Tra i tanti commenti letti qua e là subito dopo la vittoria di ieri mi ha colpito un tweet che dice molto del rapporto tra Rafael Nadal e la terra rossa del Roland Garros: possono cambiare le date e le condizioni climatiche, possono togliere il tifo del pubblico, possono perfino chiudere il tetto rendendo di fatto la finale un match indoor, possono cambiare le palline che tanto lo avevano fatto arrabbiare durante i primi turni, ma una sola cosa non si può cambiare: il vincitore.
Nel giorno in cui Hamilton ha raggiunto il numero di successi di Michael Schumacher e i Los Angeles Lakers hanno pareggiato i titoli dei Boston Celtics, il tennista spagnolo ha voluto ribadire ancora una volta, qualora ce ne fosse bisogno, che il suo nome va ricompreso tra i più grandi sportivi di ogni epoca, e non solo all’interno dell’universo del tennis. E noi, fortunati a poter godere delle sue imprese.
Lo ha scritto perfino Aldo Cazzullo sul Corsera, lo abbiamo iniziato a pensare un po’ tutti vedendolo vincere titolo dopo titolo, anno dopo anno, passando dalla terra rossa al cemento e all’erba: Rafael Nadal va considerato uno dei più grandi di tutti i tempi se non altro per il modo in cui rifiuta la sconfitta e per la sua fame incessante di vittorie. Se già raggiungere quota 10 titoli a Parigi era da ritenersi un traguardo inimmaginabile, visto il bottino di Borg fermo a 6 successi, lo stesso può dirsi di quello di 20 tornei del Grande Slam (13 Roland Garros + 4 US Open + 2 Wimbledon + 1 Australian Open), un privilegio che da ieri pomeriggio Nadal condivide con l’eterno rivale e amico Roger Federer (che ieri, post successo, gli ha dedicato un bellissimo post), Serena Williams e Steffi Graf, e che probabilmente riuscirà a perfezionare ancora.
Anche perché a 34 anni già compiuti Rafael Nadal è sembrato in palla più che mai, capace di dominare il numero 1 del mondo ancora imbattuto nel 2020 Novak Djokovic al quale ha concesso appena 7 games complessivi nel 6-0 6-2 7-5 finale, un punteggio che inevitabilmente passerà alla storia per la sua ‘cattiveria’. Ecco, se forse c’è qualcosa che ci ha sorpreso davvero della finale è stato proprio il modo in cui il maiorchino è riuscito a sovrastare il serbo sul piano della concentrazione, delle soluzioni e della varietà del gioco, della prontezza e della freschezza atletica, mostrandosi spietato e implacabile su ogni palla, a tutti gli effetti ingiocabile. D’altronde i numeri non mentono mai, a riprova di quanto appena sottolineato: Nadal non ha perso nemmeno un set in tutto il torneo, anche grazie ad un calendario parzialmente benevolo (in ordine sono caduti Gerasimov, McDonald, Travaglia, Korda, Sinner e Schwartzman prima di Djokovic) e può vantare di essere il primo tennista della storia ad aver vinto 100 match a Parigi, con appena due sconfitte. Sì, avete capito bene, solo 2 in 16 apparizioni.

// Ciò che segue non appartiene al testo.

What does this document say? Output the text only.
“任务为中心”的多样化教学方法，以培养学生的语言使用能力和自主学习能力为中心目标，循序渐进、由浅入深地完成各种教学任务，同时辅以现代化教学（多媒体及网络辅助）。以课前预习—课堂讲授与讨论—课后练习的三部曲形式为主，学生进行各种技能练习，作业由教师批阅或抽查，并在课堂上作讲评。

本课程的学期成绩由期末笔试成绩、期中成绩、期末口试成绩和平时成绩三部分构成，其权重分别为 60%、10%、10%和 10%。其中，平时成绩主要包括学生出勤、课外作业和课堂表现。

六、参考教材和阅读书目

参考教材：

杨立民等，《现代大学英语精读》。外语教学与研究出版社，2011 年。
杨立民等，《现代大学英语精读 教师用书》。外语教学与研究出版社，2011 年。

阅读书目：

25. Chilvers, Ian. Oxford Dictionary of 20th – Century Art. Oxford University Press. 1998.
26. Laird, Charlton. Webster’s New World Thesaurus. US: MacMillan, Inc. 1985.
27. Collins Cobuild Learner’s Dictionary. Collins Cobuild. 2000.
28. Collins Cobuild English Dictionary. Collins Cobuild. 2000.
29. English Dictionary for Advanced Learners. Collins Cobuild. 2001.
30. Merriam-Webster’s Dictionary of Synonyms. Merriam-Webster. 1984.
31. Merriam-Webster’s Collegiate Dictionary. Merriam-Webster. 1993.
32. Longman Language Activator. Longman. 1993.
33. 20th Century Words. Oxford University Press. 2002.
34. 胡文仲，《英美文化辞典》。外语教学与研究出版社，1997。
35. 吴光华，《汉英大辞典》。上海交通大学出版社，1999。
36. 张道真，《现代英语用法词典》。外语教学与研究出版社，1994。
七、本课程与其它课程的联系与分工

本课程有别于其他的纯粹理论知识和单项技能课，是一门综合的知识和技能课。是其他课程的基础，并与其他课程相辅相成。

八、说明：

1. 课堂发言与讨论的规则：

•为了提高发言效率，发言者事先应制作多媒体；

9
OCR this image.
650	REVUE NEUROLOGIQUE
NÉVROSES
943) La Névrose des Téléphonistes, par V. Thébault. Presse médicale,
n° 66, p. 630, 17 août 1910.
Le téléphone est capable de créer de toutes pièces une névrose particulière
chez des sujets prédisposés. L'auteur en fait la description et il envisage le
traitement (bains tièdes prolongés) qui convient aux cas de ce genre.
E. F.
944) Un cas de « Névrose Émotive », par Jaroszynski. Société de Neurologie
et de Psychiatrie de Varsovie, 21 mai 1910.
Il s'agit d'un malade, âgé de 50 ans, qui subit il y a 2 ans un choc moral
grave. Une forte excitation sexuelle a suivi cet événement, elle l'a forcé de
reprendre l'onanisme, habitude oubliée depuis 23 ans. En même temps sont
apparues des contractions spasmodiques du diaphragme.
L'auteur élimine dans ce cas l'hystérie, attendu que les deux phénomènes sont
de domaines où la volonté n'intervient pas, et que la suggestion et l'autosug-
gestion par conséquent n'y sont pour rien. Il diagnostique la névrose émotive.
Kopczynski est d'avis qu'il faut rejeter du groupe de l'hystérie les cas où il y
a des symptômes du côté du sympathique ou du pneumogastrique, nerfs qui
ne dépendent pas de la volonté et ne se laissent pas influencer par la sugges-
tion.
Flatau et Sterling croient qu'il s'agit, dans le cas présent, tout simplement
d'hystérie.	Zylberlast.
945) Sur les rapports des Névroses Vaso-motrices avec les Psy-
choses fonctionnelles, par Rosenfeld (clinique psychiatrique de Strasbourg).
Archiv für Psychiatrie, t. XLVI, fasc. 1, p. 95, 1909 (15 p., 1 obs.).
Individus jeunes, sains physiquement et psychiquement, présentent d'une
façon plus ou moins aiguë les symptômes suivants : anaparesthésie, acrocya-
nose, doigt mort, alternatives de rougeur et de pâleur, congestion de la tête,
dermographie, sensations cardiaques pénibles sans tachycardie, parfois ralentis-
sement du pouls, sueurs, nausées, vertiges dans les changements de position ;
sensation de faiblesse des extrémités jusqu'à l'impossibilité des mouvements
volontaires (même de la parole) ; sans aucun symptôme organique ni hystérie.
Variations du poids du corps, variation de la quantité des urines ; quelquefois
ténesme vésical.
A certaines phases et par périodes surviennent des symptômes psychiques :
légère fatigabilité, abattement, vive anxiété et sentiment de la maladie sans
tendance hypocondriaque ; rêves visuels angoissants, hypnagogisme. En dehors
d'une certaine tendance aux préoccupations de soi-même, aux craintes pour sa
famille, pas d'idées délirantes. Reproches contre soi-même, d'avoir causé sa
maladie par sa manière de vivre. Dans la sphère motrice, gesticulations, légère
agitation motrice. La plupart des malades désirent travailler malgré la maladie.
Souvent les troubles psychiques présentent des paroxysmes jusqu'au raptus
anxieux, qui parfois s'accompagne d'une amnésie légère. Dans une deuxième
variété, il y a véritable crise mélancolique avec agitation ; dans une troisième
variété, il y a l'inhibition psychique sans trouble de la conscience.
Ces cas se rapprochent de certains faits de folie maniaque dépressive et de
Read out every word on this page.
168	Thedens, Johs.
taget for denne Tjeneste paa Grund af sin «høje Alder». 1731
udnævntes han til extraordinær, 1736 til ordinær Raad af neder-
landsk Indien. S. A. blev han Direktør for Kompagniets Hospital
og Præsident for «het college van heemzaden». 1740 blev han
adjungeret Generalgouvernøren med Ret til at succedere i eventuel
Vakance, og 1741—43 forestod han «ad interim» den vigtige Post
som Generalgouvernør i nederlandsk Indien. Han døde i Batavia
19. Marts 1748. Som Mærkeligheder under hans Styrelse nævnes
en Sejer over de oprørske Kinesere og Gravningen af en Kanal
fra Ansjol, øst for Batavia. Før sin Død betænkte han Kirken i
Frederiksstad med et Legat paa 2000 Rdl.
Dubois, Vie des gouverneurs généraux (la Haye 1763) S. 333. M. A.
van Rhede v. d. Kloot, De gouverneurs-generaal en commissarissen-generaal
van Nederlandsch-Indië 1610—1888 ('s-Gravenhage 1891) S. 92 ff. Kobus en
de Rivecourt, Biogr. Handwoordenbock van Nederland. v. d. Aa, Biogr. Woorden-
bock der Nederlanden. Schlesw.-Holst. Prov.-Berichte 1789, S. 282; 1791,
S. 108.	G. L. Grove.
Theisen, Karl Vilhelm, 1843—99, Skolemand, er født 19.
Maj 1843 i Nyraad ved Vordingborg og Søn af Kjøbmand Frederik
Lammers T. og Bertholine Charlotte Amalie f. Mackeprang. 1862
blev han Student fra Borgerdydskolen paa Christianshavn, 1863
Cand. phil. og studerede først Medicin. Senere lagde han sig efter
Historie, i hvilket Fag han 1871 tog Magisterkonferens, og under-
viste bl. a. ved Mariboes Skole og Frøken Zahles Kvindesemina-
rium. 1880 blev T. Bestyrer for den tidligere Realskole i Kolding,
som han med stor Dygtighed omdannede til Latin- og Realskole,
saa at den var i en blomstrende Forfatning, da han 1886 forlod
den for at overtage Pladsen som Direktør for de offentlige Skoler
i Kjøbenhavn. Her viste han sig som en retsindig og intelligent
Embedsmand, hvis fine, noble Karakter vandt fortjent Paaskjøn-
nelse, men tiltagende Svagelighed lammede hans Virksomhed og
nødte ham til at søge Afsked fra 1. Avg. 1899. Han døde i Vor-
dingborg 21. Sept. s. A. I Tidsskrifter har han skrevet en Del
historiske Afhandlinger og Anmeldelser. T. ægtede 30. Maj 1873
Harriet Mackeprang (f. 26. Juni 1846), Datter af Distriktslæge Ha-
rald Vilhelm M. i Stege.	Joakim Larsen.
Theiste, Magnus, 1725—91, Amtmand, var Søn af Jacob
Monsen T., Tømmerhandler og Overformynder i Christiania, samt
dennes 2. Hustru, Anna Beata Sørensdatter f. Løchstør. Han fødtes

Eppure, questa volta c’era chi non considerava lo spagnolo il favorito numero uno del torneo: la lunga assenza dai campi, lo stato fisico tutto da valutare, la recente sconfitta di Roma proprio contro Schwartzman e la presenza di Djokovic e Thiem da fronteggiare rendevano il percorso di Nadal tutto da verificare. E qui sta la grandezza del campione che fa sembrare tutto normale, che aveva messo nel mirino l’ennesimo trionfo e ha tremato solamente nel corso dei primi due set nei quarti di finale contro il nostro Sinner (a proposito, che peccato!), rendendo gli altri match dei semplici allenamenti funzionali per trovare la condizione perfetta, proprio in finale. E mentre tutti si chiedono se è davvero il caso di intitolargli direttamente il torneo, visto quanto feeling reciproca si è creato da quando si presentò appena diciannovenne in pinocchietti bianchi e smanicato verde per aprire la tradizione vincente, Rafa probabilmente salterà le Finals di fine anno, e non chiuderà l’anno in prima posizione. Ma poco importa, tra 224 giorni sarà già tempo di provare a vincere un altro Roland Garros.